Das letzte Jahrhundert war sicher das Jahrhundert der Ökumene. Vieles haben wir erreicht: gemeinsame Gottesdienste, gemeinsamer Einsatz für eine menschliche Gesellschaft, gemeinsame Treffen, in denen wir uns über die Bibel und den Glauben austauschen. Aber es gibt sicher noch viel zu entdecken. So laden wir ein, jeden Monat eine andere Kirche oder Kirchenfamilie kennenzulernen. Im Oktober schaut der erste Vortrag auf die Anfänge, die Zeit der Apostel bis zu den großen vier Konzilien im 4. und 5. Jahrhundert. Gab es zu dieser Zeit schon unterschiedliche Entwicklungen in der Gemeinde der Jünger? Welche Rolle spielt Paulus? Was hat für die ersten Christen die Einheit garantiert?

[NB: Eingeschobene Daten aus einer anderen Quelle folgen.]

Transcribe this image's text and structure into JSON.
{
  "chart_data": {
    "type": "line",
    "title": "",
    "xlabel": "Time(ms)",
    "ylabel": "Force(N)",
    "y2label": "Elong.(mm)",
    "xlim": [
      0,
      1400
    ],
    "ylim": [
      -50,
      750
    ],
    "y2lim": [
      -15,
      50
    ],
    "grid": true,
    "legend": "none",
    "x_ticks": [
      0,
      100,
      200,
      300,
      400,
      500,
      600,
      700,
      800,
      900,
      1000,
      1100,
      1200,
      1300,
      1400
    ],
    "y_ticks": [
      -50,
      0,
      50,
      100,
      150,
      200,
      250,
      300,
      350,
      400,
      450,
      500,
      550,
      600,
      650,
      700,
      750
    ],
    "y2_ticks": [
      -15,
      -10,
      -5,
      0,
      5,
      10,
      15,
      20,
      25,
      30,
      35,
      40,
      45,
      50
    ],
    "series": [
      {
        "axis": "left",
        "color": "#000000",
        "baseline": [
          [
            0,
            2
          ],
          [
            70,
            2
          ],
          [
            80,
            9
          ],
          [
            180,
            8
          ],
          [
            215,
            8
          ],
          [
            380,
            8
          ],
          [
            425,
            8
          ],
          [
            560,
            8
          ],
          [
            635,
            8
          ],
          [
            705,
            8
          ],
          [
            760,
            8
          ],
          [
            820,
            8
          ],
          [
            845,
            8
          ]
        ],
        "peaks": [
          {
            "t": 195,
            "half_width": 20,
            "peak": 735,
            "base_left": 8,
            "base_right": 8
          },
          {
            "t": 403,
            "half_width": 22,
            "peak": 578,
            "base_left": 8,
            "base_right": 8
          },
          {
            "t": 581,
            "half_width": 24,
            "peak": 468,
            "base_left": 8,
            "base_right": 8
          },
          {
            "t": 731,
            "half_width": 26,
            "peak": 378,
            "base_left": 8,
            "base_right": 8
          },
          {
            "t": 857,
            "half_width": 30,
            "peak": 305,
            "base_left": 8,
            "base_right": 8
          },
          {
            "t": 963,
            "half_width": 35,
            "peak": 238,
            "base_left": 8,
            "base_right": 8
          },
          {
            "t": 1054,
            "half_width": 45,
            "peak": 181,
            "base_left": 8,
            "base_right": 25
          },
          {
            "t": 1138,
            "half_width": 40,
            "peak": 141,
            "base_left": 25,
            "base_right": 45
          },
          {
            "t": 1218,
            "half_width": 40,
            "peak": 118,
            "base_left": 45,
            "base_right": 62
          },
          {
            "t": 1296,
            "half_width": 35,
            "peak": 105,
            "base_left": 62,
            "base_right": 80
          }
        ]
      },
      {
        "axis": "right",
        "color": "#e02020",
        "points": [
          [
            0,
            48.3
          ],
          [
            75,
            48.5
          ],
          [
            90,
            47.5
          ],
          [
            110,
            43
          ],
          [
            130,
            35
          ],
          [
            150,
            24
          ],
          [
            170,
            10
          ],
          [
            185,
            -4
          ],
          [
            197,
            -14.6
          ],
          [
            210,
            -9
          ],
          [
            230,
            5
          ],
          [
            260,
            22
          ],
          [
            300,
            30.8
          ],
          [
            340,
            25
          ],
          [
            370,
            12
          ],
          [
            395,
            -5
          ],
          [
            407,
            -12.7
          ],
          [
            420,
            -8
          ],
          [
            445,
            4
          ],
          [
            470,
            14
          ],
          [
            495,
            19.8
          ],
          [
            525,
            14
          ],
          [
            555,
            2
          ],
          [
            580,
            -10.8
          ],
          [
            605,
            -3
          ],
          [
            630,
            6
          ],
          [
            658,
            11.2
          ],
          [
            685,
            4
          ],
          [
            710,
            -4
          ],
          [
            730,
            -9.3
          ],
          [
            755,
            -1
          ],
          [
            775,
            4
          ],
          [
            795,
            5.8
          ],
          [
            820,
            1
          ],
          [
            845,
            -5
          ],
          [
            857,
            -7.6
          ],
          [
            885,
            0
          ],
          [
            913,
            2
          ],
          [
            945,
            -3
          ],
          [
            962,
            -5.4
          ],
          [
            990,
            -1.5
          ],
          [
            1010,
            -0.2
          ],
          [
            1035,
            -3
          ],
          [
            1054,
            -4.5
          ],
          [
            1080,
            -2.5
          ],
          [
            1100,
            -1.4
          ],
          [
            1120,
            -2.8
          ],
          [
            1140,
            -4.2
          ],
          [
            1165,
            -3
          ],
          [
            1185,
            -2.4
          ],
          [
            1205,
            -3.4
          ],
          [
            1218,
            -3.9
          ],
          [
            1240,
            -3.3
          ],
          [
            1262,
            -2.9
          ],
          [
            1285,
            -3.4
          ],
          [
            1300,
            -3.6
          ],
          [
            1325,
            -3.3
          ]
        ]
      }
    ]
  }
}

Ich freue mich, wenn Sie sich mit auf dem Weg machen, dem Reichtum der Traditionen der verschiedenen Kirchen neu auf die Spur zu kommen.

Sven Johannsen, Pfarrer

DIe Vorträge

jeweils 19.30 Uhr im Pfarrsaal St. Michael Lohr

 

Montag, 14.10.2019
Die Jesusbewegung (Juden- und Heidenchristen) und die Entwicklung zur Reichskirche

 

Montag, 18.11.2019

Die orthodoxen und altorientalischen Kirchen

 

Montag, 13.01.2020
Die Kirchen der Reformation (Anglikaner, Lutherische Kirchen, Reformierte)

 

Montag, 17.02.2020

Evang. Freikirchen und Altkatholiken. Die Charismatischen Bewegungen

 

Montag, 16.03.2020

Die römisch-katholische Kirche

 

Montag, 20.04.2020

Die Ökumenische Bewegung und Schritte zur Einheit im 20. Jh.